The rich volumetric composition of the whole building is achieved almost as a by-product of that simple shift. Thus also another feature is gained: no more "main" and "side" facades;each side of the building is as important.
Of course this design maybe a renewal of old, quite forgotten ideas, such as Safdie's1967 Habitat in Montreal, Kisho Kurokawa’s Nakagin Capsule Tower in Tokyo (1972) and less known "Patio Building" in Beer-Sheva, Israel, by Lufenfeld-Gamerman, 1965. However most such pioneering experiments somehow have vanished.

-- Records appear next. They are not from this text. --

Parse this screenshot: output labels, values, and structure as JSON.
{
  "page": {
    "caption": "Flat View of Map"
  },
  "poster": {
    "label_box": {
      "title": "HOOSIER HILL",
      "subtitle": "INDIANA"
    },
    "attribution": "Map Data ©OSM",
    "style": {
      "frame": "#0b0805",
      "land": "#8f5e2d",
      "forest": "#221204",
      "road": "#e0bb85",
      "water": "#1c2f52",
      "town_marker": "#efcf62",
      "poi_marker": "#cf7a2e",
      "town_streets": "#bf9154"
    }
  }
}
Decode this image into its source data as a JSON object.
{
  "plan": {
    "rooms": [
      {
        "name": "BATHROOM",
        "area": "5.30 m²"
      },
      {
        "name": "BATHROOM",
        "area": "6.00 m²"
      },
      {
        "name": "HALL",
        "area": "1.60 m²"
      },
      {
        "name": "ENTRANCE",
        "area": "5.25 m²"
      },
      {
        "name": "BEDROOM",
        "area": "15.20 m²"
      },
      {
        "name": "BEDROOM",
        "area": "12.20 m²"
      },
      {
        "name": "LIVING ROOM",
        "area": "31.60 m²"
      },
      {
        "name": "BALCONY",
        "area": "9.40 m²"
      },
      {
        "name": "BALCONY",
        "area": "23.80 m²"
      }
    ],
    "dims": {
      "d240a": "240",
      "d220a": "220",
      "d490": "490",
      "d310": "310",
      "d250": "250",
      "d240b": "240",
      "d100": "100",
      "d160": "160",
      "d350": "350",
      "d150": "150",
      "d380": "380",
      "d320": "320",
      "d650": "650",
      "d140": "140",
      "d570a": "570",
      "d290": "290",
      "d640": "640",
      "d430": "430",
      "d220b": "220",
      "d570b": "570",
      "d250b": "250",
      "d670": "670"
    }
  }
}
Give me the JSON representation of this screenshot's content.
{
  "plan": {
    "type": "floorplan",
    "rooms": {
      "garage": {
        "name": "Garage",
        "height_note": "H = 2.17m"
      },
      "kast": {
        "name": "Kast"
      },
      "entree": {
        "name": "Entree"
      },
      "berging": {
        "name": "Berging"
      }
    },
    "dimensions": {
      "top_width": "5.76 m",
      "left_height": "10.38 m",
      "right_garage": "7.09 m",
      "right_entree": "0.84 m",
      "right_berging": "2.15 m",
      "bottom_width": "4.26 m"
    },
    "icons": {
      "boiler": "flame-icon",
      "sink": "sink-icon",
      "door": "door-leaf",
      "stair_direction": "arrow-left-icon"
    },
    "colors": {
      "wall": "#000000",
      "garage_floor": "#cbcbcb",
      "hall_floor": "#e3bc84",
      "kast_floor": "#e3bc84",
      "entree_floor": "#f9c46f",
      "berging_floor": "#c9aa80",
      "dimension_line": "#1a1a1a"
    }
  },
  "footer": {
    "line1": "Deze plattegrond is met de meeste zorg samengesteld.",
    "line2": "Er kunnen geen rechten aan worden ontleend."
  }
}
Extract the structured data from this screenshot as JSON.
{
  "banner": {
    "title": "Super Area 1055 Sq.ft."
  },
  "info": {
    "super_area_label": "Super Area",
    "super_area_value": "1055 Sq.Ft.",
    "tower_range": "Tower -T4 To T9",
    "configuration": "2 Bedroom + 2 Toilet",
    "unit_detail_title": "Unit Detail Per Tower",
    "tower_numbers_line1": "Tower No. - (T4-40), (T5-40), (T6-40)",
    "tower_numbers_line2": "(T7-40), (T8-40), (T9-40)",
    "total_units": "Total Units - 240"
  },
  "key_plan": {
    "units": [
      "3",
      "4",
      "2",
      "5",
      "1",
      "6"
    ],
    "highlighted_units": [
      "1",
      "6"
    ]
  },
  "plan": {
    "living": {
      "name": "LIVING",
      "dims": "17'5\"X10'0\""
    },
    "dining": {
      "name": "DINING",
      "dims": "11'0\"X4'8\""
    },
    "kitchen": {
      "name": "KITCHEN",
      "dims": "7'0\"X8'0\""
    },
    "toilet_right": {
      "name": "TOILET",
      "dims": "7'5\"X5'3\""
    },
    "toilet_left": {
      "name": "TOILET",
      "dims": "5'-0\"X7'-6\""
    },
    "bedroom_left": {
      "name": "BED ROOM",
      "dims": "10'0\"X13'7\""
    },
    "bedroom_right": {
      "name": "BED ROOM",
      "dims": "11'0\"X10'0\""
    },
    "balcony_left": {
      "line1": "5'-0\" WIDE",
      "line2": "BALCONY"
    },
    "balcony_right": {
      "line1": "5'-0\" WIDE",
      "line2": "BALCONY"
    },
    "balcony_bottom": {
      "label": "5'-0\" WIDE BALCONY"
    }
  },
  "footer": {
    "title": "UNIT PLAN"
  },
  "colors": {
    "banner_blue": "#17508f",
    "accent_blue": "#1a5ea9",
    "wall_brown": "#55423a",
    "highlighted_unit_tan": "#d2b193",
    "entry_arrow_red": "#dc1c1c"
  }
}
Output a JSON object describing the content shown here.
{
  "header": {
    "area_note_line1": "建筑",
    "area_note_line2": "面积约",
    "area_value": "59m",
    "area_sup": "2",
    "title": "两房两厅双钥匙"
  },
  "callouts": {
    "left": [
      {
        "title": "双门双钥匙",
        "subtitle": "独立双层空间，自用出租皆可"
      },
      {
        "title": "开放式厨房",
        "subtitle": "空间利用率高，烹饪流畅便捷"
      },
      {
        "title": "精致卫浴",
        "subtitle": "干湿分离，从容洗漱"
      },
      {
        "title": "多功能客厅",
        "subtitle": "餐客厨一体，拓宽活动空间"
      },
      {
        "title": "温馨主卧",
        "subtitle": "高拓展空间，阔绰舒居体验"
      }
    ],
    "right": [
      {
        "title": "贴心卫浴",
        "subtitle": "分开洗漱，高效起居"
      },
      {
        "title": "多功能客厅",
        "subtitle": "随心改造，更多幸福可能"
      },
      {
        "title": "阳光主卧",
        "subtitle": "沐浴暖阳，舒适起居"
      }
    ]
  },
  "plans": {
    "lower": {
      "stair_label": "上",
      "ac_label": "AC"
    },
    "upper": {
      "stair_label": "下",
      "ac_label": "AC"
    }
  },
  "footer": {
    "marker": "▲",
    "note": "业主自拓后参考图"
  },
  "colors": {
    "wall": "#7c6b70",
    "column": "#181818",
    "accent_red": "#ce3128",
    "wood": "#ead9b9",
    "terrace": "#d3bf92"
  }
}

The Z Design Building with its "revolving" geometry reproduces this old-new vocabulary, while simply and economically constructed as conventional concrete skeleton with on-site prefab walls installed on it.In 30 or 40 story high buildings it will just as well be implemented: we may envision a whole city block designed accordingly with low-rise street buildings surrounding some tall ones in between, around a small open public space.
Exterior finishes are quite basic, consisting mainly of cut white stone, integrated into the on-site cast-in place wall units. Recessed planes are cladded with grey granite while small areas between windows and balcony edges are cladded in aluminum. We may say that the building's beauty lies in its logic of volumetric formation, almost regardless of any expensive finish materials.